Fun Facts About Working Life

Read this and you might realise how good we have it here in Australia! Also some fun and interesting facts mixed in to give you an insight into how other countries operate!

  1. Monday is the most common sick day. Except in Australia! I guess we are reliable folk - until Tuesday arrives - Australia's most common sick day.
  2. Fridays are the least likely sick day. People are much happier and more likely to fulfill their duties on a Friday.
  3. If you work 40 hours a week up until 65 years, you will work just over 90,000 hours in your lifetime.
  4. Leonardo Da Vinci is credited with writing the first resume.
  5. The industrial Revolution allowed people to work longer and year-round. work was no longer dictated by seasons and natural lighting!
  6. Around the world, the working week ranges between 40-44 hours per week, but some countries have a great attitude toward work-life balance! In France the average work week is 35 hours, The Netherlands has the shortest work week in the world at 29 hours per week.
  7. Sadly in North Korea residents living and working in labour camps work over 112 hours per week!
  8. In Japan the average working week is 60-70 hours. Many Japenese drop dead at work as a result. This is known as 'Karoshi'. Every year, over 10,000 Japenese suffer from 'Karoshi'
  9. The word 'boss' is Dutch, meaning 'a master'
  10. The word 'employ' is Latin, meaning to 'enfold, involve, associate'
  11. The word 'work' means 'werg' meaning 'to do'
  12. Once an item is filed, there is a 98% chance it will never see the light of day again.
  13. The average office worker spends 50 minutes a day looking for lost files and other items. That’s almost an hour a day!
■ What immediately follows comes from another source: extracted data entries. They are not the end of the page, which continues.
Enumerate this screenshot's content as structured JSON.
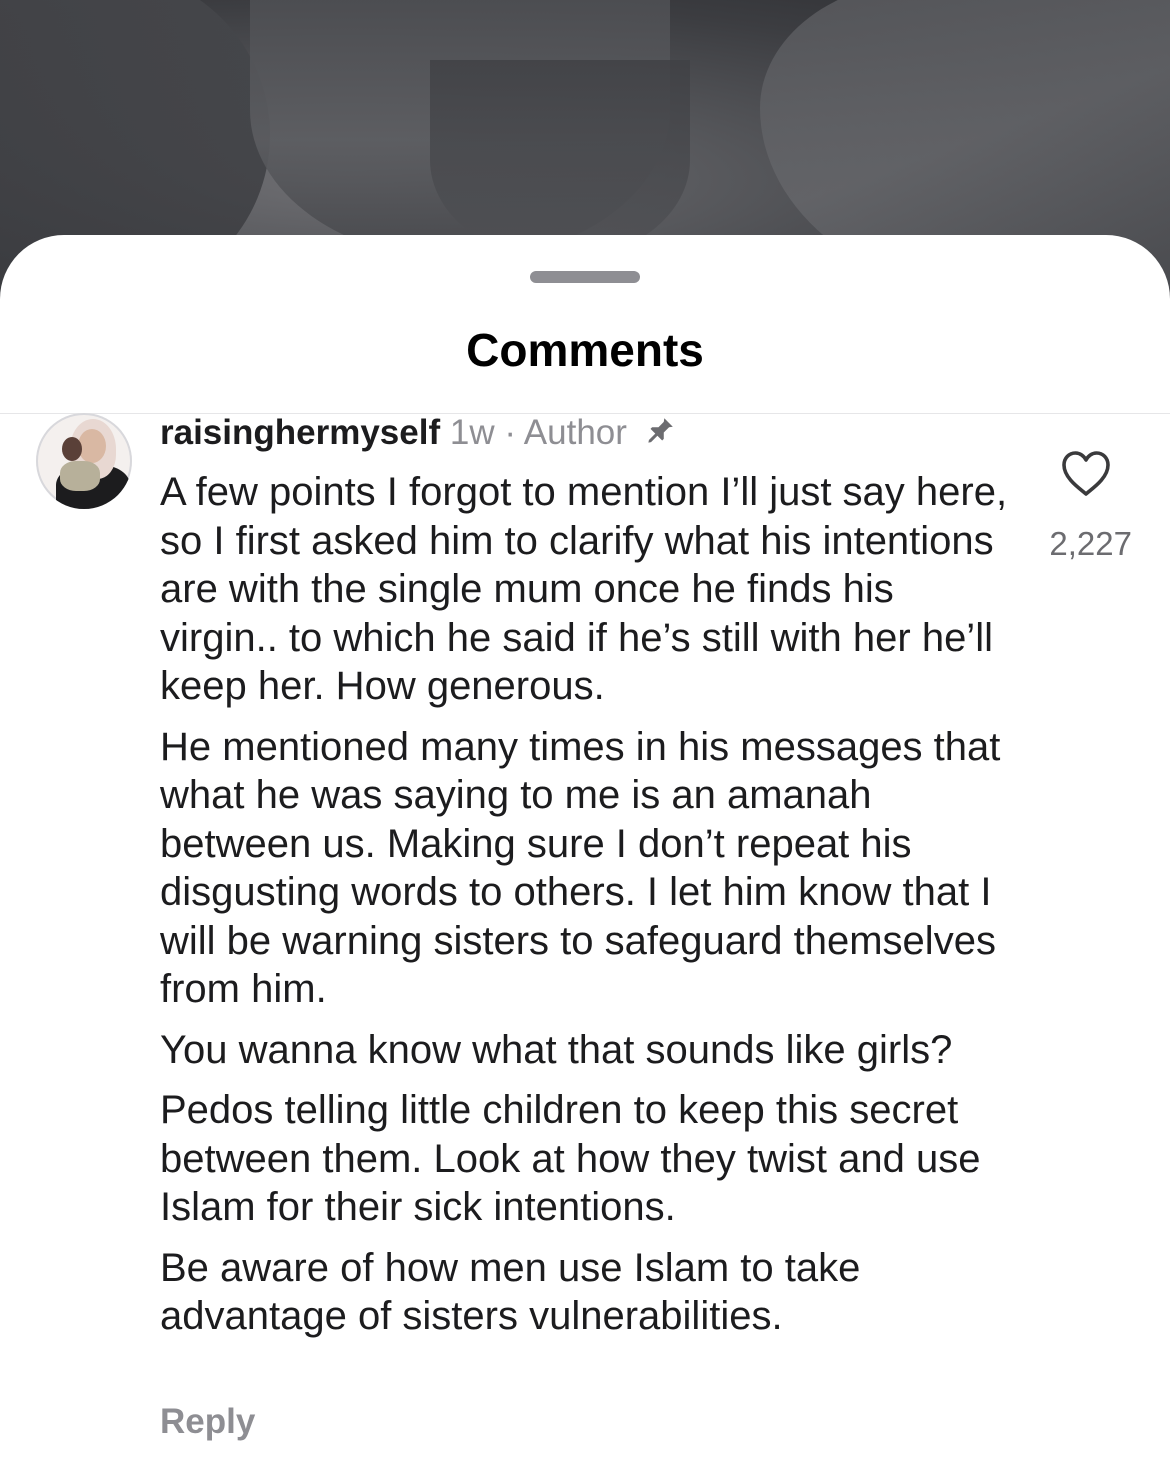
{
  "sheet": {
    "title": "Comments"
  },
  "comment": {
    "username": "raisinghermyself",
    "timestamp": "1w",
    "separator": "·",
    "badge": "Author",
    "pinned": true,
    "like_count": "2,227",
    "reply_label": "Reply",
    "paragraphs": [
      "A few points I forgot to mention I’ll just say here, so I first asked him to clarify what his intentions are with the single mum once he finds his virgin.. to which he said if he’s still with her he’ll keep her. How generous.",
      "He mentioned many times in his messages that what he was saying to me is an amanah between us. Making sure I don’t repeat his disgusting words to others. I let him know that I will be warning sisters to safeguard themselves from him.",
      "You wanna know what that sounds like girls?",
      "Pedos telling little children to keep this secret between them. Look at how they twist and use Islam for their sick intentions.",
      "Be aware of how men use Islam to take advantage of sisters vulnerabilities."
    ]
  },
  "icons": {
    "pin": "pin-icon",
    "like": "heart-outline-icon"
  }
}
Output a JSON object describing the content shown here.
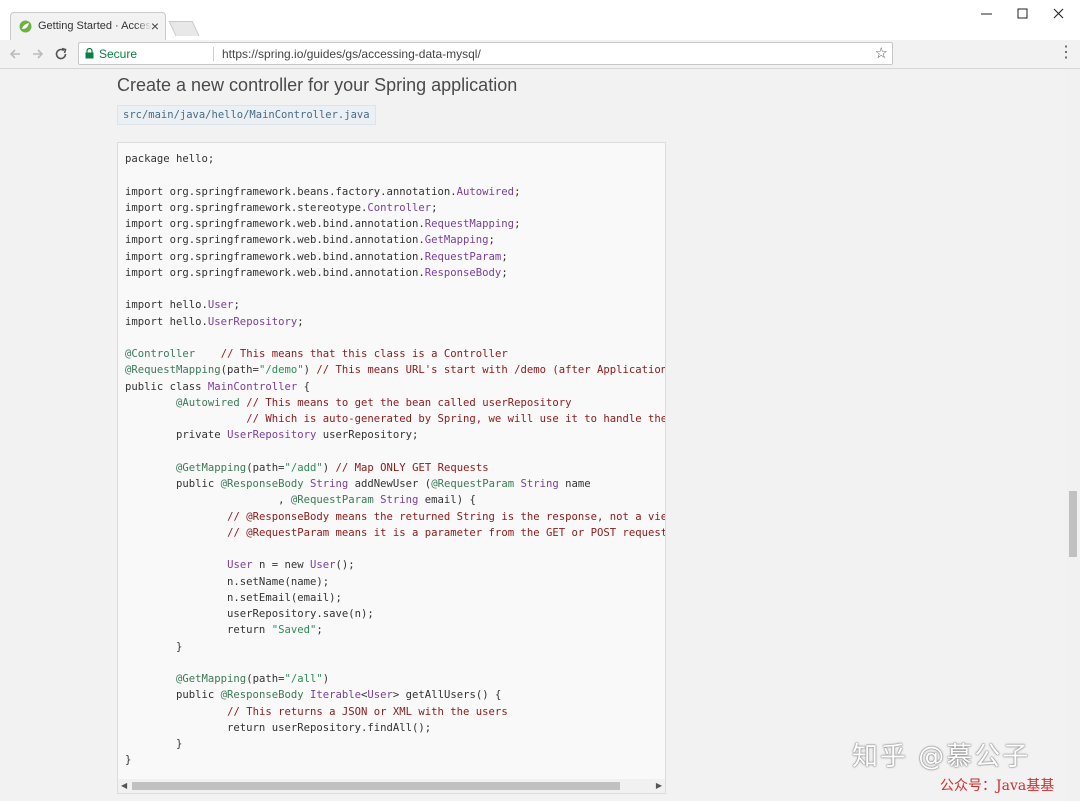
{
  "browser": {
    "tab_title": "Getting Started · Accessing Data with MySQL",
    "tab_close": "×",
    "window_minimize": "—",
    "window_maximize": "☐",
    "window_close": "✕",
    "secure_label": "Secure",
    "url": "https://spring.io/guides/gs/accessing-data-mysql/",
    "icons": [
      "back-icon",
      "forward-icon",
      "reload-icon",
      "lock-icon",
      "star-icon",
      "menu-icon"
    ]
  },
  "page": {
    "heading": "Create a new controller for your Spring application",
    "file_path": "src/main/java/hello/MainController.java",
    "code_lines": [
      "package hello;",
      "",
      "import org.springframework.beans.factory.annotation.Autowired;",
      "import org.springframework.stereotype.Controller;",
      "import org.springframework.web.bind.annotation.RequestMapping;",
      "import org.springframework.web.bind.annotation.GetMapping;",
      "import org.springframework.web.bind.annotation.RequestParam;",
      "import org.springframework.web.bind.annotation.ResponseBody;",
      "",
      "import hello.User;",
      "import hello.UserRepository;",
      "",
      "@Controller    // This means that this class is a Controller",
      "@RequestMapping(path=\"/demo\") // This means URL's start with /demo (after Application p",
      "public class MainController {",
      "        @Autowired // This means to get the bean called userRepository",
      "                   // Which is auto-generated by Spring, we will use it to handle the d",
      "        private UserRepository userRepository;",
      "",
      "        @GetMapping(path=\"/add\") // Map ONLY GET Requests",
      "        public @ResponseBody String addNewUser (@RequestParam String name",
      "                        , @RequestParam String email) {",
      "                // @ResponseBody means the returned String is the response, not a view",
      "                // @RequestParam means it is a parameter from the GET or POST request",
      "",
      "                User n = new User();",
      "                n.setName(name);",
      "                n.setEmail(email);",
      "                userRepository.save(n);",
      "                return \"Saved\";",
      "        }",
      "",
      "        @GetMapping(path=\"/all\")",
      "        public @ResponseBody Iterable<User> getAllUsers() {",
      "                // This returns a JSON or XML with the users",
      "                return userRepository.findAll();",
      "        }",
      "}"
    ]
  },
  "watermark": {
    "line1": "知乎 @慕公子",
    "line2": "公众号：Java基基"
  },
  "colors": {
    "keyword": "#333333",
    "type": "#7a3e9d",
    "annotation": "#3b7a57",
    "comment": "#8b1a1a",
    "string": "#2e8b57",
    "secure": "#0b8043"
  }
}
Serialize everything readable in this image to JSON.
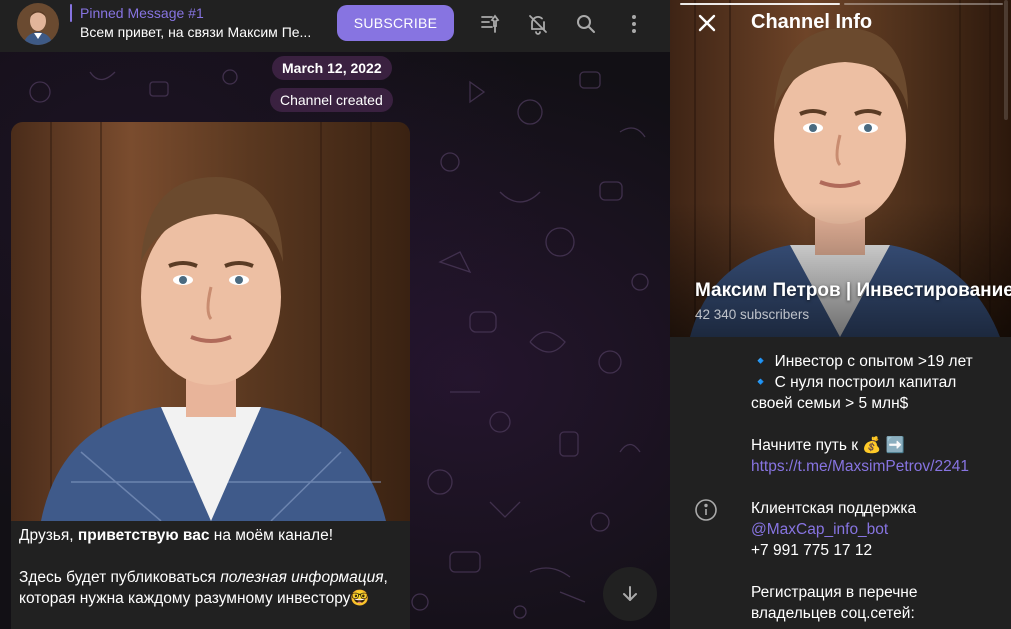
{
  "header": {
    "pinned_title": "Pinned Message #1",
    "pinned_text": "Всем привет, на связи Максим Пе...",
    "subscribe_label": "SUBSCRIBE"
  },
  "chat": {
    "date": "March 12, 2022",
    "service_message": "Channel created",
    "message": {
      "line1_pre": "Друзья, ",
      "line1_bold": "приветствую вас",
      "line1_post": " на моём канале!",
      "line2_pre": "Здесь будет публиковаться ",
      "line2_italic": "полезная информация",
      "line2_post": ", которая нужна каждому разумному инвестору🤓"
    }
  },
  "panel": {
    "title": "Channel Info",
    "channel_name": "Максим Петров | Инвестирование",
    "subscribers": "42 340 subscribers",
    "desc_line1": "🔹 Инвестор с опытом >19 лет",
    "desc_line2": "🔹 С нуля построил капитал",
    "desc_line3": "своей семьи > 5 млн$",
    "desc_line4": "Начните путь к 💰 ➡️",
    "desc_link": "https://t.me/MaxsimPetrov/2241",
    "support_label": "Клиентская поддержка",
    "support_bot": "@MaxCap_info_bot",
    "support_phone": "+7 991 775 17 12",
    "reg_line1": "Регистрация в перечне",
    "reg_line2": "владельцев соц.сетей:"
  },
  "colors": {
    "accent": "#8774e1",
    "panel_bg": "#212121",
    "pill_bg": "#3a2140"
  },
  "icons": [
    "pin-list-icon",
    "mute-bell-icon",
    "search-icon",
    "more-vertical-icon",
    "close-icon",
    "info-icon",
    "arrow-down-icon"
  ]
}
  14. McDonald's has 1.7 million employees worldwide
  15. One of the perkiest jobs going - A Netflix Viewer! Yes this is a job, analysing what viewers are after and watching content before it becomes public.
  16. One of the worst jobs in the world - Sewer Swimmer! In Mexico City, the sewer system is maintained by a group of workers who have to dive through human waste, animal corpses and rubbish to undertake repairs.